Tarcisio Mazzeo: È una sfida complessa, ma ci sono segnali importanti. Seguendo le vicende di Campolattaro, ad esempio attraverso i social, ho visto nascere bellissime realtà: l’Orto Botanico del Sannio, la formula dell’albergo diffuso e cartelloni culturali estivi che hanno portato nel nostro paese musicisti di musica classica di altissimo livello. Forse queste iniziative non risolveranno da sole il problema demografico, ma di certo contribuiscono a maturare un’idea forte di paese e di comunità, riempiendola di significati e contenuti. Una comunità ha bisogno di queste occasioni per svilupparsi, per avere la misura della propria esistenza e la voglia di arricchirla. Per tutelare le nostre radici servono amore, rispetto per la storia e, soprattutto, conoscenza: senza la conoscenza non può esserci l’amore né la disponibilità a impegnarsi per il proprio territorio.

D.: Accanto a chi parte, però, ci sono anche persone che arrivano da contesti lontani. Come si inserisce il fenomeno migratorio in questa dinamica?

Tarcisio Mazzeo: Dobbiamo fare i conti con la realtà: c’è una “nuova umanità” che sta prendendo il posto di chi se n’è andato. Parlo dei migranti, persone che arrivano oggi esattamente come siamo arrivati noi a Genova nel 1965. Non si tratta di retorica, ma del naturale movimento di generazioni e popolazioni che da sempre caratterizza la storia dell’umanità. È pur vero che non abbiamo ancora trovato la chiave per costruire un rapporto che soddisfi pienamente tutti, ed è per questo che considero la gestione di questa convivenza uno dei compiti strategici più importanti che la mia generazione lascia in eredità a quelle successive.
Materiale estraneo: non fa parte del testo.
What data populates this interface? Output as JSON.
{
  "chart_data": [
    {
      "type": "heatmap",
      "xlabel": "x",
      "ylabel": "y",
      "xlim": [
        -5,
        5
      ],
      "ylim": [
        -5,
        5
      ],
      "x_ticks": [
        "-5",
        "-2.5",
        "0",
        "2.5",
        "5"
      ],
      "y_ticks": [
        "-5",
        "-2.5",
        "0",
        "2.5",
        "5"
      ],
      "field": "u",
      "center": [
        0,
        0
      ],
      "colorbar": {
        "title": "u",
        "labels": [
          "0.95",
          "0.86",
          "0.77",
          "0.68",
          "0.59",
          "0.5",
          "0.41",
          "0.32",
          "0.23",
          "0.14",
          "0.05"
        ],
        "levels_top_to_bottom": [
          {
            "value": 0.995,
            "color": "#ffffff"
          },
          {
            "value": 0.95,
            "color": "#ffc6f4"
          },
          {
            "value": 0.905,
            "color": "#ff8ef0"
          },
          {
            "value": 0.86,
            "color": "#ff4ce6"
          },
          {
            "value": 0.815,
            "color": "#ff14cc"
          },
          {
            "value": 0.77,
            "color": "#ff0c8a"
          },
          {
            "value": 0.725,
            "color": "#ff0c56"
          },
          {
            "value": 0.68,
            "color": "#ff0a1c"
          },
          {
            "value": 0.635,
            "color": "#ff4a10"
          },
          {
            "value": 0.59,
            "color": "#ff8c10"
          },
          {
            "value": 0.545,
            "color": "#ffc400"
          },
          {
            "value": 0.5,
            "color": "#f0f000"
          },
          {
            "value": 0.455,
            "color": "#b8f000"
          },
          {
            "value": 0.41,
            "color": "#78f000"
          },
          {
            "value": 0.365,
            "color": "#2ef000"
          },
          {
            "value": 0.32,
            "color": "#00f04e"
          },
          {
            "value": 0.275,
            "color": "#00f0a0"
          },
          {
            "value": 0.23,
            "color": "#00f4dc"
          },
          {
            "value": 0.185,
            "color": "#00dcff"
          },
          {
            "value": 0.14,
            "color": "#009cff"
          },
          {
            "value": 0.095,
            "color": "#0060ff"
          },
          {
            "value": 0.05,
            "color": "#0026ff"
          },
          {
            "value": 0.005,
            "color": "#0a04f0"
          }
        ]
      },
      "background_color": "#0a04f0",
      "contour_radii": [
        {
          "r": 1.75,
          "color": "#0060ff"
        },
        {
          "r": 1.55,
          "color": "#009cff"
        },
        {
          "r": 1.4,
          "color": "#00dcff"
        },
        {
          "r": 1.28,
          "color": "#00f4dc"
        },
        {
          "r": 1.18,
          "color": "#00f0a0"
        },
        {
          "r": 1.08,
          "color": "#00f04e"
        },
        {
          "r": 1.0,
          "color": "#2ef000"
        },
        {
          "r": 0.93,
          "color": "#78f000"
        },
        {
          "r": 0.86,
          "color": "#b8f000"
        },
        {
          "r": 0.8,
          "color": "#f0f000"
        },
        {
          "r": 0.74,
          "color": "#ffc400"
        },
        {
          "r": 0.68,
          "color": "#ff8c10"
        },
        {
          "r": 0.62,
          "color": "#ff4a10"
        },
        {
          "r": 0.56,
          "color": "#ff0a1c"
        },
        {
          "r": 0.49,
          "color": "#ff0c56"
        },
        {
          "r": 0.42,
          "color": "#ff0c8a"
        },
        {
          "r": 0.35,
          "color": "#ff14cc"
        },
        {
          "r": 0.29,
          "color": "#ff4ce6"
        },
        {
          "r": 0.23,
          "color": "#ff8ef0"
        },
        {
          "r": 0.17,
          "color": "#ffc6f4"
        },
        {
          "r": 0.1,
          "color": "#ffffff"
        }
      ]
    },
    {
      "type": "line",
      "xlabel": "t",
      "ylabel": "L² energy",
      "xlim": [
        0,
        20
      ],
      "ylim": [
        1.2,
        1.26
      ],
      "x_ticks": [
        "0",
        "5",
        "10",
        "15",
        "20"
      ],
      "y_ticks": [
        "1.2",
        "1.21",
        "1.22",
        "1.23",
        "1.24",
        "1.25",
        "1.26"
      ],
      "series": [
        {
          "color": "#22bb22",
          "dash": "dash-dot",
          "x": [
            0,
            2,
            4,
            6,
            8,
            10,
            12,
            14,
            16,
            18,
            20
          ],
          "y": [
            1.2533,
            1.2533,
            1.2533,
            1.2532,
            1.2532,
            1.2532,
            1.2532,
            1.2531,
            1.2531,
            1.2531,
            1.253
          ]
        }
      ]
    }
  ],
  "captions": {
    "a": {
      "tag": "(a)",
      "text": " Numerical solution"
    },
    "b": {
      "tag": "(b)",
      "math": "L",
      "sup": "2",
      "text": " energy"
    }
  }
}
Un suggerimento ai giovani e l’invito al territorio

D.: In conclusione, Tarcisio, cosa si sente di dire a un giovane che oggi vive a Campolattaro o nell’Alto Tammaro e si interroga se valga davvero la pena investire e scommettere sul proprio territorio?

Tarcisio Mazzeo: Mi sento di dare lo stesso suggerimento che a suo tempo diedi ai miei figli. Io ho avuto la fortuna di poter scegliere la mia strada e ho sempre detto loro: “scegliete la vostra vita in modo autonomo, proprio come ho fatto io, ma fatelo con consapevolezza”. Il mio obiettivo come padre era crescerli in modo che, a 14 o 15 anni, non mi rispondessero con un semplice “boh” davanti alle scelte importanti. La vita è fatta di opportunità, che richiedono fatica, costruzione, ma che partono sempre dalla conoscenza e dalla capacità di crederci fino in fondo. Questo è il mio augurio per i giovani della valle del Tammaro.

D.: Grazie di cuore, Tarcisio. Campolattaro e l’intera valle l’aspettano.

Tarcisio Mazzeo: Sono io che ringrazio voi, Campolattaro e la valle del Tammaro. È meraviglioso sentirsi vicini alle proprie radici, che ciò avvenga leggendo una pagina social, navigando sul sito iltammaro.it o attraverso una telefonata. Sentire la voce delle persone ha un valore immenso che dobbiamo fare in modo di preservare il più a lungo possibile.

 

L’appuntamento: La cittadinanza è invitata a partecipare all’incontro pubblico con Tarcisio Mazzeo, che si terrà giovedì 27 agosto, alle ore 19, a Campolattaro. Un’occasione preziosa per ascoltare dal vivo le sue testimonianze e confrontarsi sul futuro delle aree interne.